Figure 2.

Alternative topologies used to calculate the likelihood of the CRYAA signature. Trees are constructed from a 5,708-bp concatenation of six genes representing the species as indicated by * in Fig. 1 A and D, using kangaroo and opossum as out-group. (A) Unconstrained ML tree. (B) Tree enforcing the association of Afrosoricida (Madagascar hedgehog and golden mole) with hedgehog. (C) Tree constrained to group elephant shrew with Glires. (D) Tree constrained to conform with morphological relationships of eutherian orders as proposed by Novacek (11).
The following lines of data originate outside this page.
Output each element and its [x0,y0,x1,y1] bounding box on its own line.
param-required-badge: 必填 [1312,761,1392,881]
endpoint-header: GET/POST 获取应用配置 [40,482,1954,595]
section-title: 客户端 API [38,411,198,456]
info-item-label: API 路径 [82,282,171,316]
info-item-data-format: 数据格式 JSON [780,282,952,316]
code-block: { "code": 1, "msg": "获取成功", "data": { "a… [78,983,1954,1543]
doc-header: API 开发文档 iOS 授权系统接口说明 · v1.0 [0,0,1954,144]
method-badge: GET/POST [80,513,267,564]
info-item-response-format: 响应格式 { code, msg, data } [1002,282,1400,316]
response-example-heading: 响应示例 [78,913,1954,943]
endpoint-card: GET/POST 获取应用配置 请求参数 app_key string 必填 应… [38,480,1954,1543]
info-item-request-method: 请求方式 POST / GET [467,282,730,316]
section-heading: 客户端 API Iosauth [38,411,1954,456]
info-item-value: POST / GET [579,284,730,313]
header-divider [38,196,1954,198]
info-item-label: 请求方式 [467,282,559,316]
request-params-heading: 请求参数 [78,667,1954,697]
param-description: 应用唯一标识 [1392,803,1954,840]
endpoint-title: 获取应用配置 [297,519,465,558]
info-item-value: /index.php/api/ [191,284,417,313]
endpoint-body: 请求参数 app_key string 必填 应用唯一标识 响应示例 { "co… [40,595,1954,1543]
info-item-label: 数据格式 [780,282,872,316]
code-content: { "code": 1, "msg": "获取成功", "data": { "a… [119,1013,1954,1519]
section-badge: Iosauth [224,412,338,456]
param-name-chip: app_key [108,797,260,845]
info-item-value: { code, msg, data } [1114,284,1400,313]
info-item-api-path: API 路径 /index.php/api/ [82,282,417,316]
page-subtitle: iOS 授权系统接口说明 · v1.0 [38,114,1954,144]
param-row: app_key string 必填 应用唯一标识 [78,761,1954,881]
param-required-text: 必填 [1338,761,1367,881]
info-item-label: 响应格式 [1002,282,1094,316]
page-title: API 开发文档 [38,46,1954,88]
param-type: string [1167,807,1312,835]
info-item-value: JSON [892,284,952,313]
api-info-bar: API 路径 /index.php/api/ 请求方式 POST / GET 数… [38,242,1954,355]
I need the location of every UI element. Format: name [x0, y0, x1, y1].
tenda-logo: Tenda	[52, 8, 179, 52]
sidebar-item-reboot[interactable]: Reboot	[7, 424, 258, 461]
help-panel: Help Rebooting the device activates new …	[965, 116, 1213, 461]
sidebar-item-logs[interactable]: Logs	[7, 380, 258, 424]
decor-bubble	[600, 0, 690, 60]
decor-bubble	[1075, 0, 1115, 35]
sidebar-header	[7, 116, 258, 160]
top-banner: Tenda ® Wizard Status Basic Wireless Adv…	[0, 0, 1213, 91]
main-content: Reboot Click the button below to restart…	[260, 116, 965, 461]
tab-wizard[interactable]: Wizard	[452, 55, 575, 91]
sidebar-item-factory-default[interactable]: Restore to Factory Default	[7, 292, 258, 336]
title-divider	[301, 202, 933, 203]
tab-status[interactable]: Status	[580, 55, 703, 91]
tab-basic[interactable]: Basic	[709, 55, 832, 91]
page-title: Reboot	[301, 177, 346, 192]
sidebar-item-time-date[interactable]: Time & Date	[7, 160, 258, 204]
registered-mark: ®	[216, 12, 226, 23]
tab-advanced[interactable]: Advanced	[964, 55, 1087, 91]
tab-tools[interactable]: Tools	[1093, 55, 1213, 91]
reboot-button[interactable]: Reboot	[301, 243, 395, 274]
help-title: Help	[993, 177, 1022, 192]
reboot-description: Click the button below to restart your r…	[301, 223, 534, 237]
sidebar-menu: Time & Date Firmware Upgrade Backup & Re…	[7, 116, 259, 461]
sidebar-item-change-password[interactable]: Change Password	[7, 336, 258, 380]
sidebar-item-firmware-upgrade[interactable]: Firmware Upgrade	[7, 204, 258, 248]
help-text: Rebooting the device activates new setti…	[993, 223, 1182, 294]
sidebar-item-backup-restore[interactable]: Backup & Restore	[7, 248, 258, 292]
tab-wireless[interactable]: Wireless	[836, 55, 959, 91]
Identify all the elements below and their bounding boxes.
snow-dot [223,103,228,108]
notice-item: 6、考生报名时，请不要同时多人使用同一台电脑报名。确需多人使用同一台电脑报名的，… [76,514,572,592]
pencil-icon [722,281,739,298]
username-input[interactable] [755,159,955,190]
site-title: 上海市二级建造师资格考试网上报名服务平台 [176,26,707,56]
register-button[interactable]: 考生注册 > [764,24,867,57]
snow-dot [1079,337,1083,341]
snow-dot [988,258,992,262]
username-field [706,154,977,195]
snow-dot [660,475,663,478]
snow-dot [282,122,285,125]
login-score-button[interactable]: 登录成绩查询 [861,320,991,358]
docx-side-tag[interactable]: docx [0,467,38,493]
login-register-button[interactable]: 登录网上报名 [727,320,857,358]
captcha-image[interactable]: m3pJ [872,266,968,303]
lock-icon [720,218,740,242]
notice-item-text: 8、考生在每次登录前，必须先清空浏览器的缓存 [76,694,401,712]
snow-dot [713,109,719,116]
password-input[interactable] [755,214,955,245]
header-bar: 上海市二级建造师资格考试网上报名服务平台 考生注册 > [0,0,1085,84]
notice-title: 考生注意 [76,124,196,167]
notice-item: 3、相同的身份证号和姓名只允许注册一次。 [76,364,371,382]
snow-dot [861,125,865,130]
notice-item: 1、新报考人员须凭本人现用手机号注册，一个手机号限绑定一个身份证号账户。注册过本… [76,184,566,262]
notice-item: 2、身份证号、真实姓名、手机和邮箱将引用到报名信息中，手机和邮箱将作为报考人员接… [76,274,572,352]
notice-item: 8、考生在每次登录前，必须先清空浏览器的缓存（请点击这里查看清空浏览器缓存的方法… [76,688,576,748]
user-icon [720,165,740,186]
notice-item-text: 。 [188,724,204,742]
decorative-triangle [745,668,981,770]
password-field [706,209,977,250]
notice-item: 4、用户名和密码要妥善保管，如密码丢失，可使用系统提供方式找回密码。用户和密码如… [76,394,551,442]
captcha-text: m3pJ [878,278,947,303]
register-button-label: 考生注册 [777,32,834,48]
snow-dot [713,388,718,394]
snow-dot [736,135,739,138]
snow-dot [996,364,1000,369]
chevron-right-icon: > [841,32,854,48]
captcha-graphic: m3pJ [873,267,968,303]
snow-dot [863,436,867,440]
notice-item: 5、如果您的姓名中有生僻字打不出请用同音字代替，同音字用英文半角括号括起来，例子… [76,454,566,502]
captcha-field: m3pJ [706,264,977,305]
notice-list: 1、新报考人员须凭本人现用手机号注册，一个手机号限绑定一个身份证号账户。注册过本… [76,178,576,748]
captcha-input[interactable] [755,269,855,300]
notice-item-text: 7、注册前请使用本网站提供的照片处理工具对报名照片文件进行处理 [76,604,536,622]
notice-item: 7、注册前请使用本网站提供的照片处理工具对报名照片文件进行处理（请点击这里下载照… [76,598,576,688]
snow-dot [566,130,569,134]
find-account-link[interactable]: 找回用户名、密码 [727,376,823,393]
All trees present internal branch lengths proportional to likelihood; terminal branches are shortened, and related species combined (Paenungulata: African elephant, manatee and hyrax; primates: galago and human; Rodentia: mole rat and guinea pig; Chiroptera: fruit-eating bat and flying fox; Cetartiodactyla: minke whale, cow, and pig; Perissodactyla: rhinoceros and horse; Carnivora: mink and seal). Filled and open bars indicate where the QLLC signature is assumed to have evolved and disappeared, respectively. In B it is equally parsimonious to have the signature evolve twice, in the ancestor of Afrosoricida and the aardvark-elephant shrew-paenungulate clade, respectively. For complete CRYAA trees and corresponding AQP2 and IRBP trees see Fig. 6. The estimated posterior probabilities of observing the signature QLLC at the numbered nodes are (B) ≈0.0, 0.820, and 0.796 at nodes 1, 2, and 3; (C) ≈0.00, 0.982, and ≈0.00 at nodes 1, 2, and 3; (D) ≈0.0 at nodes 1–4, and 0.923 and 0.507 at nodes 5 and 6, respectively.